マットの反発力でポヨンと軽く体が浮くけど、前のベッドみたいにギシギシいわない。
「気持ちいいわー。ひかるも寝てみなよ」
自然な感じで誘ってみたが、警戒心の強いひかるはまだパジャマの袖口をいじいじしながら寝室の扉口で迷っている。
「おれ、居候なんだから……ソファでいい……」
「居候?何言ってんだよ。ひかるは俺のお婿さんだろ?ほら、ひかると一緒に俺寝たい」
コイツの遠慮とか理性を緩めるためには、こっちから甘えないとダメだ。
ポンポンと空いたスペースを叩くと、そろそろと近寄って来る。
「お願い〜、ここ来て」
寝転んだまま見上げるひかるは困惑したように眉を下げていたが、思い切ったようにゆっくりベッドに横になった。
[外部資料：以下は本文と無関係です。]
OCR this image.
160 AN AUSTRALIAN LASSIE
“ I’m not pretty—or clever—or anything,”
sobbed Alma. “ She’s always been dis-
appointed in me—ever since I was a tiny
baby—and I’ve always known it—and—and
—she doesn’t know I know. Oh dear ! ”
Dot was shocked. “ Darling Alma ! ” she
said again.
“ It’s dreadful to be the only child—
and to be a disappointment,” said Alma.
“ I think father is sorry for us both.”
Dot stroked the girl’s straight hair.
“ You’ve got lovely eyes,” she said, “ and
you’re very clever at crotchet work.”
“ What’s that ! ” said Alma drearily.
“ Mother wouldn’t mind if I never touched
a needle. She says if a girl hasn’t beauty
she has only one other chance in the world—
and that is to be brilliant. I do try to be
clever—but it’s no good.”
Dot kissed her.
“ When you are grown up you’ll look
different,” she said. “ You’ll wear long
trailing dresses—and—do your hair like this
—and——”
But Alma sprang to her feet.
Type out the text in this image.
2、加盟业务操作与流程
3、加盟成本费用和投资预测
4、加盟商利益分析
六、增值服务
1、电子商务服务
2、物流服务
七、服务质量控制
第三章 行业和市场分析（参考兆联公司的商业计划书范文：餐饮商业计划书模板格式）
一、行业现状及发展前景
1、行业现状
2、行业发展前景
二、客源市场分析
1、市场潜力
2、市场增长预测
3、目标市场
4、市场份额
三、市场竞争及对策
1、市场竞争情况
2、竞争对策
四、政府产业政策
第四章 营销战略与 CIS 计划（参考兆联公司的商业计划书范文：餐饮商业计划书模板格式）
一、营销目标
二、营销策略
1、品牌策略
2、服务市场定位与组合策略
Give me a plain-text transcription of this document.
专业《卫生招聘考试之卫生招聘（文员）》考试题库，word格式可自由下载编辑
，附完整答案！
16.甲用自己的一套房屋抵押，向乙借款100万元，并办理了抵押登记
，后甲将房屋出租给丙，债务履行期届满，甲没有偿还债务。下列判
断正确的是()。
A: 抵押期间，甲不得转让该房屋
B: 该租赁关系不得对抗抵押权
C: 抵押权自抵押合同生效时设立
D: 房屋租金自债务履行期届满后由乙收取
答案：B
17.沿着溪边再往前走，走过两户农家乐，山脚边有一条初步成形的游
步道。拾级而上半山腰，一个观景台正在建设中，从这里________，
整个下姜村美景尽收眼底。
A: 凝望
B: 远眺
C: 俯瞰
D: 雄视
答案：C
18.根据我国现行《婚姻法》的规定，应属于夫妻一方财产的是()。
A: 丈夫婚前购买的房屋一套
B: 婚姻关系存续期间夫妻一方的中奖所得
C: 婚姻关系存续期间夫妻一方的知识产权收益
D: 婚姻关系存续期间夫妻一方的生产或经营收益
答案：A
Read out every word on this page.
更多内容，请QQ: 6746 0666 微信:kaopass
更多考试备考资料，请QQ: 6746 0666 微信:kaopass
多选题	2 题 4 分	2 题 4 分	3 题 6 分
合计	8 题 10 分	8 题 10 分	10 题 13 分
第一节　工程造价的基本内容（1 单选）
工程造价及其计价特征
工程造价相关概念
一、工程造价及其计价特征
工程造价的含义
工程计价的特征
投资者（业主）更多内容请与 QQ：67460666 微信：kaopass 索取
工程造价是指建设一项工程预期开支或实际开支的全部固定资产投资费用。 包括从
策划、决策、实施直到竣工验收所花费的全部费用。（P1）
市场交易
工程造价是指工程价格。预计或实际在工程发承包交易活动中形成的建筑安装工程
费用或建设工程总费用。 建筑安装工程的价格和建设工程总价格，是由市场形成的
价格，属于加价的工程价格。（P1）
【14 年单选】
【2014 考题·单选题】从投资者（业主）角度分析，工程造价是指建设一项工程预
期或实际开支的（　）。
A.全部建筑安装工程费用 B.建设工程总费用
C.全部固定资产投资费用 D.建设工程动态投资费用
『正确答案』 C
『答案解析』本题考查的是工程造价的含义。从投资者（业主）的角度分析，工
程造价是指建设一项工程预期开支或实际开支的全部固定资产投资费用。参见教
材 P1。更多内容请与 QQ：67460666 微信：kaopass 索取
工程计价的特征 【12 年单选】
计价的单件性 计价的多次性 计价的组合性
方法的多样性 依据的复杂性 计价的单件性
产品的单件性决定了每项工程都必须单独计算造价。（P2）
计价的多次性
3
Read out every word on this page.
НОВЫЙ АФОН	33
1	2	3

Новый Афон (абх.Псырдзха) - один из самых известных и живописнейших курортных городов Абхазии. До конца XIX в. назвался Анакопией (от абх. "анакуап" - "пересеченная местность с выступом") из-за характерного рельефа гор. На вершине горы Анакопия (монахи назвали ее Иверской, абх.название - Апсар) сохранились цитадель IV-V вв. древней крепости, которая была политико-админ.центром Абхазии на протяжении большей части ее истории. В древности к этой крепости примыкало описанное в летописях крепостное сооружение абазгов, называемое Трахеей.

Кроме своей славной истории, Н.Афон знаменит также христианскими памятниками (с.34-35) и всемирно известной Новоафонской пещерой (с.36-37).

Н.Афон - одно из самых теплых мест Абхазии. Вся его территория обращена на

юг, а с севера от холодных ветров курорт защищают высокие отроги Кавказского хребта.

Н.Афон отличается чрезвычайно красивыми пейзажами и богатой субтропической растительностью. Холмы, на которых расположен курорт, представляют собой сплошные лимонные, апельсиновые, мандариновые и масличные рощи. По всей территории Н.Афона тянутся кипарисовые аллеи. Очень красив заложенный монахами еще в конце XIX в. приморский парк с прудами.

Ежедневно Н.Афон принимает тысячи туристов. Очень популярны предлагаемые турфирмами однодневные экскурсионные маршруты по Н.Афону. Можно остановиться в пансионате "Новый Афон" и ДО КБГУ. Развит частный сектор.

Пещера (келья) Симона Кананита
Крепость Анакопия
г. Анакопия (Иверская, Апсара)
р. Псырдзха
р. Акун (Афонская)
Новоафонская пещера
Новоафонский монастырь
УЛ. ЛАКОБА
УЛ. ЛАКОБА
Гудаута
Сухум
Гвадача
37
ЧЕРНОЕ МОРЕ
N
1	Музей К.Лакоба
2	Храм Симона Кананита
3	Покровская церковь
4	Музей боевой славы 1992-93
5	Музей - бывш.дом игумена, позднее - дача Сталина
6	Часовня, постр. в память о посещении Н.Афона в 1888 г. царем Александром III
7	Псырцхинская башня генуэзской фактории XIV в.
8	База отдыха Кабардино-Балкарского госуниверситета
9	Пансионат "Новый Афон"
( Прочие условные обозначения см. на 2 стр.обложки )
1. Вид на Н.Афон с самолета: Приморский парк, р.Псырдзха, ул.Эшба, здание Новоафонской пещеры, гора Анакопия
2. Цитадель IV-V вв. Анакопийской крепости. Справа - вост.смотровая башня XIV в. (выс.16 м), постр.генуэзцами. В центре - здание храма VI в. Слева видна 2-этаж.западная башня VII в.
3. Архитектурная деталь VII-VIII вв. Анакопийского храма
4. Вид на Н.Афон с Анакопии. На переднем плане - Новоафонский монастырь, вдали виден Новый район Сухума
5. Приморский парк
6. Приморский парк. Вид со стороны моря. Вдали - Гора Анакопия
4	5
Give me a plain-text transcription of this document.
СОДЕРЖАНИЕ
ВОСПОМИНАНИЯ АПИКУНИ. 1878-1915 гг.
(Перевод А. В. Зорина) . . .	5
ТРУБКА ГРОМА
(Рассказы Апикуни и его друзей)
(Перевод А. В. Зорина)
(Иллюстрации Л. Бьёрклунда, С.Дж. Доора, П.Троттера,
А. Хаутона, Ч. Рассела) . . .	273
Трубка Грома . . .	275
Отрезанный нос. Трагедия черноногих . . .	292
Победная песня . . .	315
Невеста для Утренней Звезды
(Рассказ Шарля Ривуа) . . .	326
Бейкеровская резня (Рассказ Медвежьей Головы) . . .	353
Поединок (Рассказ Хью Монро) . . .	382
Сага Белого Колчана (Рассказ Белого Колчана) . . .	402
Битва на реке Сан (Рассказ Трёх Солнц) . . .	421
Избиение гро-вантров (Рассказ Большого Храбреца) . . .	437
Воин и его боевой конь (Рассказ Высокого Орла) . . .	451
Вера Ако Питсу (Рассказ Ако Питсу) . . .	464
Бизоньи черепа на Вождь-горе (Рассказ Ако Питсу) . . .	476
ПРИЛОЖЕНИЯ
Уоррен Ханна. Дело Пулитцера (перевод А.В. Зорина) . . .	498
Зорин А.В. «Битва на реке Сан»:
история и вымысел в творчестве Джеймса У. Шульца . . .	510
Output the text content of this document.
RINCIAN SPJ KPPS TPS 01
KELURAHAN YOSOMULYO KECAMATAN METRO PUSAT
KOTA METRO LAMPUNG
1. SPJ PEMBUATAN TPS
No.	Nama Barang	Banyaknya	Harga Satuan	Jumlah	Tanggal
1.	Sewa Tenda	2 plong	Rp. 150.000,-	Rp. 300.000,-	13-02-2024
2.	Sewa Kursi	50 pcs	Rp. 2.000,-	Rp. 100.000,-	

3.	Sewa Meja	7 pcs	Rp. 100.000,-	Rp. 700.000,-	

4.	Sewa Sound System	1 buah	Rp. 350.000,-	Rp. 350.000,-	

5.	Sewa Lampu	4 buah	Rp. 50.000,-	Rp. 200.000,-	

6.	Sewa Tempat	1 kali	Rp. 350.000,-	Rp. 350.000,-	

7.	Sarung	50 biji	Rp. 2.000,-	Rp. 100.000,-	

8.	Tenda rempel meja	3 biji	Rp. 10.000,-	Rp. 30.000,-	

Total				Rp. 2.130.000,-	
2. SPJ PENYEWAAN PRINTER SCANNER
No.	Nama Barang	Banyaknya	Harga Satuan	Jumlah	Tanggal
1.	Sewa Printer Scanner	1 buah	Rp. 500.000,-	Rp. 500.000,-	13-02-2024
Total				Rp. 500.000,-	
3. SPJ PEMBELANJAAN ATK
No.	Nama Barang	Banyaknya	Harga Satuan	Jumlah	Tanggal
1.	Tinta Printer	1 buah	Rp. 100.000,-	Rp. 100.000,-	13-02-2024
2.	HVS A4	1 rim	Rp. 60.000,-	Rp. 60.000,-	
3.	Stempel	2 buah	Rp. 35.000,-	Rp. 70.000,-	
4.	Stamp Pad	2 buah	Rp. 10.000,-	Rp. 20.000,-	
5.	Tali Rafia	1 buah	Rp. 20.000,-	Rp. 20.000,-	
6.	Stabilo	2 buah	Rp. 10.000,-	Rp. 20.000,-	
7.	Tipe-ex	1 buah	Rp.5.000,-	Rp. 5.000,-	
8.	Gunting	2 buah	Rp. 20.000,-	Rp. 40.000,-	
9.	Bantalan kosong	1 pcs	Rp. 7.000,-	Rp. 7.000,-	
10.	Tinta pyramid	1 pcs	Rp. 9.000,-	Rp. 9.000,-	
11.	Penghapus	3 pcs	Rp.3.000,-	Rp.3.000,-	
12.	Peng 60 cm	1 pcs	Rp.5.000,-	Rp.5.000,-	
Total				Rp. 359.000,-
背中を向け、30cmほどの隙間をあけて。
「……寂しいじゃん、くっついてよ」
ぎゅっと背中から抱きつき、うなじに顔を埋めた。
同じシャンプーやボディーソープを使ってんのに、ひかるからは甘い香りがした。
「ひかる、好き。大好き。愛してる」
安っぽい言葉にひかるはクスクス笑う。
「なぁ、ひかるは?ひかるも言って?俺のこと、好きだって言って?」
「…うん…好き。やぶ。好き」
消えそうなほど小さな声だった。
「ひかる」
両手に力を込める。
「愛してるよ──優しくするから、任せてくれる?」
「うん……」
三十路を過ぎて、やっと迎えた初めての夜。
嘘みたいだ、ひかるが俺の腕の中にいる。
俺はひかるの体を抱き寄せ、そっと唇を重ねた。
「──ひかる。可愛い」
柔らかな髪を撫でながら囁くと、ひかるは気だるそうに「加湿器買って」と呟いた。
「加湿器?」
面喰らう俺に「ここ、めためた乾燥してる」って眉をしかめる。
「このまんまだと喉まで痛めそうだよ」
──気持ち良さそうに喘いでいたひかるの姿が甦り、グンとまた下腹が熱くなった。
「そっか、いい加湿器買わなきゃな」
腰をひかるの太ももに擦り付ける。
「……やぶ。なんでまた元気なの」
「まだまだ俺も若いってコトだな」
老夫婦になるまでにはまだ時間はありそうだよ、ひかる。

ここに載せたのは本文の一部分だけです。